From their side, companies say they are under pressure to acquiesce to the demands from Russian regulators or risk being shut out of a lucrative market. The demands are being made by Russia’s Federal Security Service (FSB), which the US government says took part in the cyber attacks on Hillary Clinton’s 2016 presidential campaign and the 2014 hack of 500 million Yahoo email accounts.
The FSB, which has denied involvement in both the election and Yahoo hacks, doubles as a regulator charged with approving the sale of sophisticated technology products in Russia. The reviews are also conducted by the Federal Service for Technical and Export Control (FSTEC), a Russian defence agency tasked with countering cyber espionage and protecting state secrets. Records published by FSTEC show that from 1996 to 2013, it conducted source code reviews as part of approvals for 13 technology products from Western companies. In the past three years alone it carried out 28 reviews.
A Kremlin spokesman referred all questions to the FSB. The FSB did not respond to requests for comment. FSTEC said in a statement that its reviews were in line with international practice.
Moscow’s source code requests have mushroomed in scope since US-Russia relations went into a tailspin following the Russian annexation of Crimea in 2014.
In addition to IBM, Cisco and Germany’s SAP, Hewlett Packard Enterprise Co and McAfee have also allowed Russia to conduct source code reviews of their products, according to people familiar with the companies’ interactions with Moscow and Russian regulatory records. If tech firms do decline the FSB’s source code requests, then approval for their products can be indefinitely delayed or denied outright, US trade attorneys and US officials said. The Russian information technology market is expected to be worth $18.4 billion this year, according to market researcher International Data Corporation.

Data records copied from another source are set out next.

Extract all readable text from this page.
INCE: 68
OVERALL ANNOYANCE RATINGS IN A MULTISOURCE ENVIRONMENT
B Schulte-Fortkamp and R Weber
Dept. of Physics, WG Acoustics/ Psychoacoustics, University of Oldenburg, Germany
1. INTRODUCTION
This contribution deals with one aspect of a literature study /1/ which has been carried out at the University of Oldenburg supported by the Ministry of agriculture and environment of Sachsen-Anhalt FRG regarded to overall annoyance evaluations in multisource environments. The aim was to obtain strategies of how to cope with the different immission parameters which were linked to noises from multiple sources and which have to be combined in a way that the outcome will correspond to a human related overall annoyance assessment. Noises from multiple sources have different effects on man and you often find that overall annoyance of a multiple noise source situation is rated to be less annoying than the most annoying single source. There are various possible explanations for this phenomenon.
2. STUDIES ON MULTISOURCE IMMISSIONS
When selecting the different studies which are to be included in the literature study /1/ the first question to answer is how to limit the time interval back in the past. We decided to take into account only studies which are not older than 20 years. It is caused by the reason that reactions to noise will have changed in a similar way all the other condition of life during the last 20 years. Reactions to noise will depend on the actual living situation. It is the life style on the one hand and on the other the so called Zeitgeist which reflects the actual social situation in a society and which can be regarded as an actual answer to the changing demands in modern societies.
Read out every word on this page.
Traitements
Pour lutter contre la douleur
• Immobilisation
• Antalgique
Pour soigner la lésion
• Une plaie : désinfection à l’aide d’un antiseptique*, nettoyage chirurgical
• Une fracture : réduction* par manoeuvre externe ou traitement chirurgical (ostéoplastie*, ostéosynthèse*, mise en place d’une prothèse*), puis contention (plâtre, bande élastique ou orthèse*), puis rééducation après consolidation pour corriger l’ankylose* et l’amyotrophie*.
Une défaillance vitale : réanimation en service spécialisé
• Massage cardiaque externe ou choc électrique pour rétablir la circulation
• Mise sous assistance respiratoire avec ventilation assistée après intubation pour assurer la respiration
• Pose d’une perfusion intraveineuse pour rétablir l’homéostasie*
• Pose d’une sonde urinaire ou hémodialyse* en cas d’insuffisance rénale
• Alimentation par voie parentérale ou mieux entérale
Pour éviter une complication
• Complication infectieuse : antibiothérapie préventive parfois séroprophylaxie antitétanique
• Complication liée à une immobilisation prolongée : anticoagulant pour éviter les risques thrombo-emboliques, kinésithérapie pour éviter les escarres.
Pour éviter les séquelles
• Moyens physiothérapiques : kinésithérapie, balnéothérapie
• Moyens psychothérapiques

US officials who have dealt with companies on the issue said they are suspicious about Russia’s motives for the expanded reviews. The reviews often takes place in secure facilities known as “clean rooms.” Several of the Russian companies that conduct the testing for Western tech companies on behalf of Russian regulators have current or previous links to the Russian military.
Echelon, a Moscow-based technology testing company, is one of several FSB-accredited testing centres that Western companies can hire to help obtain FSB approval for their products. Echelon CEO Alexey Markov said Echelon is a private and independent company but does have a business relationship with Russia’s military and law enforcement authorities.